Many years ago, code at Google was built using Makefiles. As other people noticed, Makefiles don't scale well with a large code base. A temporary solution was to generate Makefiles using Python scripts, where the description of the build was stored in BUILD files containing calls to the Python functions. But this solution was way too slow, and the bottleneck was Make.

The project Blaze (later open-sourced as Bazel) was started in 2006. It used a simple parser to read the BUILD files (supporting only function calls, list comprehensions and variable assignments). When Blaze could not directly parse a BUILD file, it used a preprocessing step that ran the Python interpreter on the user BUILD file to generate a simplified BUILD file. The output was used by Blaze.

This approach was simple and allowed developers to create their own macros. But again, this led to lots of problems in terms of maintenance, performance, and safety. It also made any kind of tooling more complicated, as Blaze was not able to parse the BUILD files itself.

In the current iteration of Bazel, we've made the system saner by removing the Python preprocessing step. We kept the Python syntax, though, in order to migrate our codebase. This seems to be a good idea anyway: Many people like the syntax of our BUILD files and other build tools (e.g. Buck, Pants, and Please) have adopted it.

Design requirements

We decided to separate description of the build from the extensions (macros and rules). The description of the build resides in BUILD files and the extensions reside in .bzl files, although they are all evaluated with the same interpreter. We want the code to be easy to read and maintain. We designed Bazel to be used by thousands of engineers. Most of them are not familiar with build systems internals and most of them don't want to spend time learning a new language. BUILD files need to be simple and declarative, so that we can build tools to manipulate them.

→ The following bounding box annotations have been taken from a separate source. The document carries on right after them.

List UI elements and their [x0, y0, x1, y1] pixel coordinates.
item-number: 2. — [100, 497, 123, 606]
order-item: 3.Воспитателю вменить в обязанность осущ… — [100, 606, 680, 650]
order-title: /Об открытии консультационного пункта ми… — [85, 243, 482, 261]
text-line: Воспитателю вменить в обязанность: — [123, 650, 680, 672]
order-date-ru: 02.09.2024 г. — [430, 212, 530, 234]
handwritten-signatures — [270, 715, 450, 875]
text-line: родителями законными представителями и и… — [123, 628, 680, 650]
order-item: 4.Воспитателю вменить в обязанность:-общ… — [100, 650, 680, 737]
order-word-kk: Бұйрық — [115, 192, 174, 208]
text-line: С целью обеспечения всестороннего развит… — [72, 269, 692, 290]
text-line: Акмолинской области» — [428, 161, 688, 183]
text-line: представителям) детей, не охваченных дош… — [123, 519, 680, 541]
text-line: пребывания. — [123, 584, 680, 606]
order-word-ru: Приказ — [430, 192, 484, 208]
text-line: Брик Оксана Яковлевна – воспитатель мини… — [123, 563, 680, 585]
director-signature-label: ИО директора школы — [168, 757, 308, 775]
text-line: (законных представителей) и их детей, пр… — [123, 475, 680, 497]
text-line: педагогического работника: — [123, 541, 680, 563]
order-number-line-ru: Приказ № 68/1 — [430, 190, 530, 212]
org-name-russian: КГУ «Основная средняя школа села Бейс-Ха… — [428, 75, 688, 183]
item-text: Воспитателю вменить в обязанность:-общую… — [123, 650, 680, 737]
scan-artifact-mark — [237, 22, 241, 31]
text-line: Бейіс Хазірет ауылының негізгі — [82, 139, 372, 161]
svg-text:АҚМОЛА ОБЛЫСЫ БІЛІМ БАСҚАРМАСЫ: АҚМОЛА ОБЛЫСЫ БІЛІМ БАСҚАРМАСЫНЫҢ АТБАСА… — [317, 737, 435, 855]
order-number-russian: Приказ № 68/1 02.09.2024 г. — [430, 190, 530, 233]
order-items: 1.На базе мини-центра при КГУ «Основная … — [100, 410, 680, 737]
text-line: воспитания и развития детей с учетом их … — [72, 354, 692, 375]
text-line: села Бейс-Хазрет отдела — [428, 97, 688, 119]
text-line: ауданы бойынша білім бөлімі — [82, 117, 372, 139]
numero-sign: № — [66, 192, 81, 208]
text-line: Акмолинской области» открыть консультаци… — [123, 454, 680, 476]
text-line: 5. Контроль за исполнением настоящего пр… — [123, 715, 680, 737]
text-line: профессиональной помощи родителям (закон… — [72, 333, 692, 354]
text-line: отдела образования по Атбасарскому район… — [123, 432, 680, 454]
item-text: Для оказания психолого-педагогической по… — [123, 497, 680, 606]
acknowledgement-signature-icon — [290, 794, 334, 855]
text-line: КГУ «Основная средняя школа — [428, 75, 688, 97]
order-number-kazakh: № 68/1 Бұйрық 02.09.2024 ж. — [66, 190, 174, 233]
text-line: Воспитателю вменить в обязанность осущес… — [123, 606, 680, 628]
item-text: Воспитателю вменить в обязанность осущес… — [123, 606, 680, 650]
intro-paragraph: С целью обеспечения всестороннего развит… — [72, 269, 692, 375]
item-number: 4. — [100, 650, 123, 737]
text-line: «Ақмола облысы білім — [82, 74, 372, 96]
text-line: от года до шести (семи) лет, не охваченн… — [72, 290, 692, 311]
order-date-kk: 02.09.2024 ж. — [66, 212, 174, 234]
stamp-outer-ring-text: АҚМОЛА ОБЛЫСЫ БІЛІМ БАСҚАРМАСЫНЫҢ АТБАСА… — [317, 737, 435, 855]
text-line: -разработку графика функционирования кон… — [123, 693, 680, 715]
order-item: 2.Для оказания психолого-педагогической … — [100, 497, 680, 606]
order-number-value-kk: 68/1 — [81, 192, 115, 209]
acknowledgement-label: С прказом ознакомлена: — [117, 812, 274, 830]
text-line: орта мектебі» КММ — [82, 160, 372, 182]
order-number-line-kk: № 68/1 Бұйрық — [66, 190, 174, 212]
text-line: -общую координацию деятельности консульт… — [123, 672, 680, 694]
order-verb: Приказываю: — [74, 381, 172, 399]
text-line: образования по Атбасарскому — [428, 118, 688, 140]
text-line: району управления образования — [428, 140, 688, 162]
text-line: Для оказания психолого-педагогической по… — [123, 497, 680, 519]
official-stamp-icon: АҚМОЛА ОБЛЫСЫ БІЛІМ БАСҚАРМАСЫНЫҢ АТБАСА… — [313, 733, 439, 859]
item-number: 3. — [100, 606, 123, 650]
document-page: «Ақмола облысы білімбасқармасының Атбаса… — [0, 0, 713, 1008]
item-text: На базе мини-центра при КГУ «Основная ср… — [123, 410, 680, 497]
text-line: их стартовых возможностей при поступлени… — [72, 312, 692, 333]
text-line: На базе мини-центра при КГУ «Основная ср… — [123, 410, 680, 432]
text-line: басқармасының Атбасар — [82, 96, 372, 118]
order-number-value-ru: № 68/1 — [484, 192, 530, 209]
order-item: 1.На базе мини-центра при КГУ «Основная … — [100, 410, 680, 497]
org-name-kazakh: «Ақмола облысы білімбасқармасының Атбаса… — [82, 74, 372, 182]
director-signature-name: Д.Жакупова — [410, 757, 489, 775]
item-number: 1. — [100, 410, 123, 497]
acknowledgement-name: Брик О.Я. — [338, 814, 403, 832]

The language also needed to:

  • Run on the JVM. Bazel is written in Java. The data structures should be shared between Bazel and the language (due to memory requirements in large builds).
  • Use a Python syntax, to preserve our codebase.
  • Be deterministic and hermetic. We have to guarantee that the execution of the code will always yield the same results. For example, we forbid access to I/O and date and time, and ensure deterministic iteration order of dictionaries.
  • Be thread-safe. We need to evaluate a lot of BUILD files in parallel. Execution of the code needs to be thread-safe in order to guarantee determinism.

Finally, we have performance concerns. A typical BUILD file is simple and can be executed quickly. In most cases, evaluating the code directly is faster than compiling it first.

Parallelism and imports

One special feature of Starlark is how it handles parallelism. In Bazel, a large build require the evaluation of hundreds of BUILD files, so we have to load them in parallel. Each BUILD file may use any number of extensions, and those extensions might need other files as well. This means that we end up with a graph of dependencies.

Bazel first evaluates the leaves of this graph (i.e. the files that have no dependencies) in parallel. It will load the other files as soon as their dependencies have been loaded, which means the evaluation of BUILD and .bzl files is interleaved. This also means that the order of the load statements doesn't matter at all.

Each file is loaded at most once. Once it has been evaluated, its definitions (the global variables and functions) are cached. Any other file can access the symbols through the cache.

Since multiple threads can access a variable at the same time, we need a restriction on side-effects to guarantee thread-safety. The solution is simple: when we cache the definitions of a file, we "freeze" them. We make them read-only, i.e. you can iterate on an array, but not modify its elements. You may create a copy and modify it, though.

In a future blog post, we'll take a look at the other features of the language.